USDA NASS census proves agriculture is vital to Iowa
DES MOINES — Iowa Secretary of Agriculture Mike Naig commented on the USDA NASS 2017 Census of Ag report recently released.
The U.S. Department of Agriculture National Agricultural Statistics Service released the 2017 Census of Agriculture results sharing a wide range of information about Iowa’s farms and ranches and those who operate them, including new data about on-farm decision making, down to the county level. Information collected directly from producers tells us both farm numbers and land in farms have small percentage declines since the last census in 2012 and the average age of all farmers and ranchers continues to rise.
The census information will be used by farmers, ranchers, local officials, agribusiness, commodity groups and others to guide future decisions in evaluating and implementing policies and to educate consumers, which will provide a return on the investment made by the thousands of farmers who completed their census form.
The 2017 Census of Agriculture data show the following key trends for Iowa:
• There are 86,104 million farms (down 2.9 percent from 2012) with an average size of 355 acres (up 2.9 percent) on 30.6 million acres (down 0.2 percent).
• The value of agricultural products sold by Iowa farmers totaled $29 billion, down 6 percent or $1.87 billion from 2012. Crop sales accounted for $13.8 billion of the total, down 20 percent from 2012, while livestock sales accounted for $15.1 billion, up 12 percent from 2012.
• Iowa ranked 2nd nationally for total value of agricultural products sold and livestock sales in 2017 with Iowa’s crop sales ranking third highest.
• Farmers in Sioux, Lyon, Plymouth, Washington and Kossuth counties had the largest value of sales in Iowa for 2017.
• Farmers spent a total of $23.5 billion on production expenses in 2017, down 1 percent from the $23.7 billion in 2012.
• Farmers harvested crops from 24.3 million acres in 2017 with no-till practices used on 8.2 million acres (up 18 percent from 2012) and reduced (conservation) tillage practices used on 10.1 million acres (up 16 percent).
• Farms with internet access rose from 74 percent in 2012 to 80 percent in 2017.
For the 2017 Census of Agriculture, NASS changed the demographic questions to better represent the roles of all persons involved in on-farm decision making. As a result, in 2017 the number of Iowa producers is up nearly 11 percent to 143,447 because more farms reported multiple producers. Most of these newly identified producers are female. While the number of male producers fell 3.2 percent to 94,382 from 2012 to 2017, the number of female producers increased by nearly 53 percent to 49,065. This change underscores the effectiveness of the questionnaire changes.
• The average age of all Iowa producers is 57.4, up 1.8 years from 2012.
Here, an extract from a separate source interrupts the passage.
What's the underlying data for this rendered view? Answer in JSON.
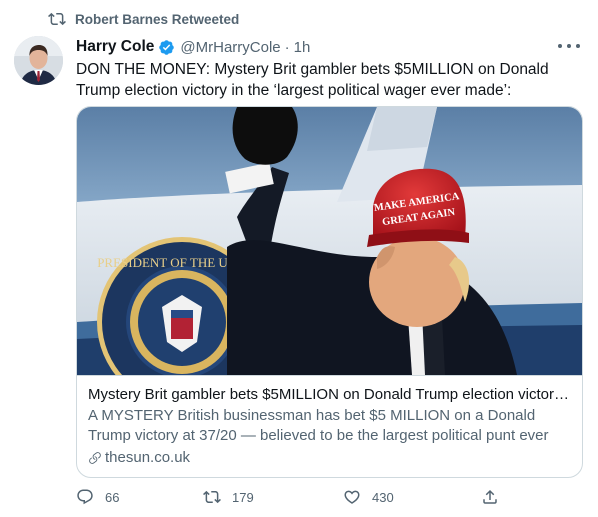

• There are 14,986 young producers age 35 or less on 11,136 farms. Young producers are more involved in making decisions regarding livestock than any other age group.
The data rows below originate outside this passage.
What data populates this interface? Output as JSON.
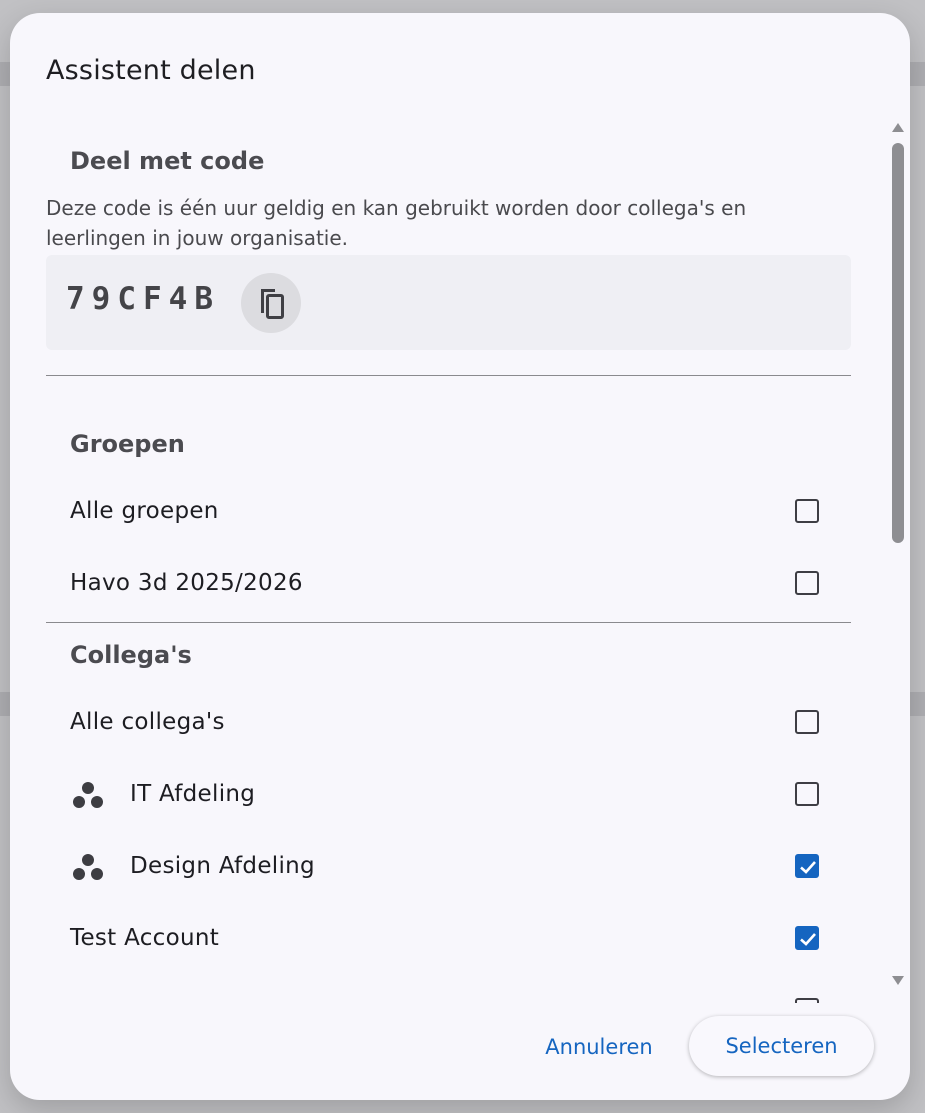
{
  "dialog": {
    "title": "Assistent delen",
    "share_code": {
      "heading": "Deel met code",
      "description": "Deze code is één uur geldig en kan gebruikt worden door collega's en leerlingen in jouw organisatie.",
      "code": "79CF4B",
      "copy_icon": "copy-icon"
    },
    "groups": {
      "heading": "Groepen",
      "items": [
        {
          "label": "Alle groepen",
          "checked": false
        },
        {
          "label": "Havo 3d 2025/2026",
          "checked": false
        }
      ]
    },
    "colleagues": {
      "heading": "Collega's",
      "items": [
        {
          "label": "Alle collega's",
          "checked": false,
          "icon": ""
        },
        {
          "label": "IT Afdeling",
          "checked": false,
          "icon": "team-icon"
        },
        {
          "label": "Design Afdeling",
          "checked": true,
          "icon": "team-icon"
        },
        {
          "label": "Test Account",
          "checked": true,
          "icon": ""
        }
      ]
    },
    "actions": {
      "cancel_label": "Annuleren",
      "select_label": "Selecteren"
    }
  },
  "colors": {
    "accent": "#1565c0",
    "dialog_bg": "#f8f7fc"
  }
}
• Just over one in five producers is a beginning farmer with 10 or fewer years of experience and an average age of 43.7.
• The number of Iowa producers who have served in the military is 12,829 or 9 percent of all producers. They are older than the average at 70.1 years of age.
• Thirty-four percent of all Iowa producers are female with the largest percentage of female producers involved in record keeping and financial management along with day-to-day decisions.
All information is available at www.nass.usda.gov/AgCensus.